In April 1979 the Home Office issued guidance to all police forces, fire services and councils about what to do in the event of a 'nuclear satellite crash' - code for UFO wreckage from space that could be radioactive.

The Sri Lanka doughnut: A doughnut-shaped phenomenon was photographed by a retired RAF officer in Sri Lanka in 2004 and sent to his old bosses at RAF Fylingdales in North Yorkshire. He described it as 'a ring like a doughnut... orange in colour with a white/cream finger pushed through, the head of the column glowed an orange colour, behind the doughnut was a second cloud of colour'

People would be ordered to keep 100 yards away from potentially harmful debris and any fragments would be sent to the Ministry of Defence. A UFO sighting hotline was also set up. The document is among 35 files made public on Wednesday, containing 8,500 pages of alleged UFO sightings, spacecraft landings, bright lights and alien abductions reported by the public and filed away by the MoD's Secretariat 2A unit.

As the blockbuster movie Close Encounters Of The Third Kind seized the public imagination, UFO sightings jumped from 435 in 1978 to a high of 750 the following year. In the early hours of April 16, 1978, the RAF launched an investigation after 17 witnesses claimed extra-terrestrials were at large across southern England in a cigar-shaped UFO. They described lights covering its base, an exhaust and a white cockpit. Some said it fired out flames or a ball of fire.

In November the House of Lords held a three-hour debate on UFOs - the only full debate on flying saucers held in Parliament. Lord Clancarty, a self-confessed 'ufologist', claimed there had been thousands of mysterious visits.

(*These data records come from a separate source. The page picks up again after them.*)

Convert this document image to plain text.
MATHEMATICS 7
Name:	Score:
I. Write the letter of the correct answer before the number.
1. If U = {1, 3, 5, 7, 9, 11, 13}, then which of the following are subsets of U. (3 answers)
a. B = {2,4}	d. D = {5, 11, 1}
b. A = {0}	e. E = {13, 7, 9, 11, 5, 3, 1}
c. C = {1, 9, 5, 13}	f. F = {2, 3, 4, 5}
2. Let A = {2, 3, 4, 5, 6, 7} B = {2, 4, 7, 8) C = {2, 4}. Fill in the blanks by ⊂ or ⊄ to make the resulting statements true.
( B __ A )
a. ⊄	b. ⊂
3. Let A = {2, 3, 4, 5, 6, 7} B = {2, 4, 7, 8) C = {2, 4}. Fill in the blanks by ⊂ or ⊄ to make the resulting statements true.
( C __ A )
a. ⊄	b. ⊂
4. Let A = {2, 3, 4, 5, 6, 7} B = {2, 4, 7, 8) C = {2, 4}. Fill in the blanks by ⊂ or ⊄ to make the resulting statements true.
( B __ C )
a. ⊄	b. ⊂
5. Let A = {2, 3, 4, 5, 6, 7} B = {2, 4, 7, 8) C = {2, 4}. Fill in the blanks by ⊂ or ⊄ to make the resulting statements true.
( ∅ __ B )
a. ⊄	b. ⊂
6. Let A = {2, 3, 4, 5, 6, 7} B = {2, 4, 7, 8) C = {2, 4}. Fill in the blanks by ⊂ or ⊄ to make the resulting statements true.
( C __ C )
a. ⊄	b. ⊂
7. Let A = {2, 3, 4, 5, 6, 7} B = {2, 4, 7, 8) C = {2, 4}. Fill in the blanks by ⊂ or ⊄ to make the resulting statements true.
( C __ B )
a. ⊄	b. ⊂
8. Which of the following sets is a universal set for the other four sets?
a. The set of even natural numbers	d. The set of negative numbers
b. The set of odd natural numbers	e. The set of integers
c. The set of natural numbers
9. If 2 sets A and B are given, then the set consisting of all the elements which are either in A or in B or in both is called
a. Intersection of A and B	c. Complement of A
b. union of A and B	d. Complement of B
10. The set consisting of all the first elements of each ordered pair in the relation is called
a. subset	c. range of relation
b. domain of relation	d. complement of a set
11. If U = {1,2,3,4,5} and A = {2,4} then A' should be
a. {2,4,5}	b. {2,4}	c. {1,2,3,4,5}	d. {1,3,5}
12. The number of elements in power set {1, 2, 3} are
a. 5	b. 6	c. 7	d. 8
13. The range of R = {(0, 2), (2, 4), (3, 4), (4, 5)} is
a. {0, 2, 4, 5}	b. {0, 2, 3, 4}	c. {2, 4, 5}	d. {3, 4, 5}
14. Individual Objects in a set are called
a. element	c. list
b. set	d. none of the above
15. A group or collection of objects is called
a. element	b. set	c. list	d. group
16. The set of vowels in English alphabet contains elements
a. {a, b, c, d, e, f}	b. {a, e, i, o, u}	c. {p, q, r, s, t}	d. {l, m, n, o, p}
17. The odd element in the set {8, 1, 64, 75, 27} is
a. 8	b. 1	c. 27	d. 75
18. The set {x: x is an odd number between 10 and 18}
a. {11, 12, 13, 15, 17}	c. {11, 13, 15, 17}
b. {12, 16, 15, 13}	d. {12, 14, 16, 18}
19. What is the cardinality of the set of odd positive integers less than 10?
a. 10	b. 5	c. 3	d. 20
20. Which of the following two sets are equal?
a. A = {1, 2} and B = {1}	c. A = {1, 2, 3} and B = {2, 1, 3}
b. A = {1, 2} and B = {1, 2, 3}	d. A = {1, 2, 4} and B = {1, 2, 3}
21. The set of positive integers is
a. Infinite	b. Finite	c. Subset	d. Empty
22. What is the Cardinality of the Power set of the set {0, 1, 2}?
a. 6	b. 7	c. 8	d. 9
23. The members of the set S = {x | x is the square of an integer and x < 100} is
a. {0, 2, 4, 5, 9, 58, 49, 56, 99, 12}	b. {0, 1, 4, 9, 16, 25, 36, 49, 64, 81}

But others said sightings were down to 'natural phenomena'.

In December 1980 came Britain's biggest UFO mystery, the Rendlesham Forest incident in Suffolk, when U.S. Air Force personnel apparently saw bright lights descending outside RAF Woodbridge and discovered a small triangular-shaped craft.

But it emerged on Wednesday that when the MoD trawled its records in 2000, the Defence Intelligence files for 1980-82 that would have covered the incident were found to have been inexplicably destroyed. Those from the years directly before and afterwards survive.

The files also reveal that a forged document about Rendlesham was posted on the MoD website in 2002, claiming that an unknown craft landed, crewed by 'entities approximately 1.5 metres tall', speaking in an American accent and with 'claw like hands with three digits and an opposable thumb'.

The MoD noted in a memo: 'This document is clearly a forgery... this could be rather embarrassing if it ever found its way to a newspaper.' More recently, 15 unidentified aircraft were detected on radar approaching the UK in the months before 9/11. Just one UFO report was received on September 11 itself.

By 2001 UFO sightings had plunged, with an average of 130 a year until 2007, when the decision was made to prepare the files for public release.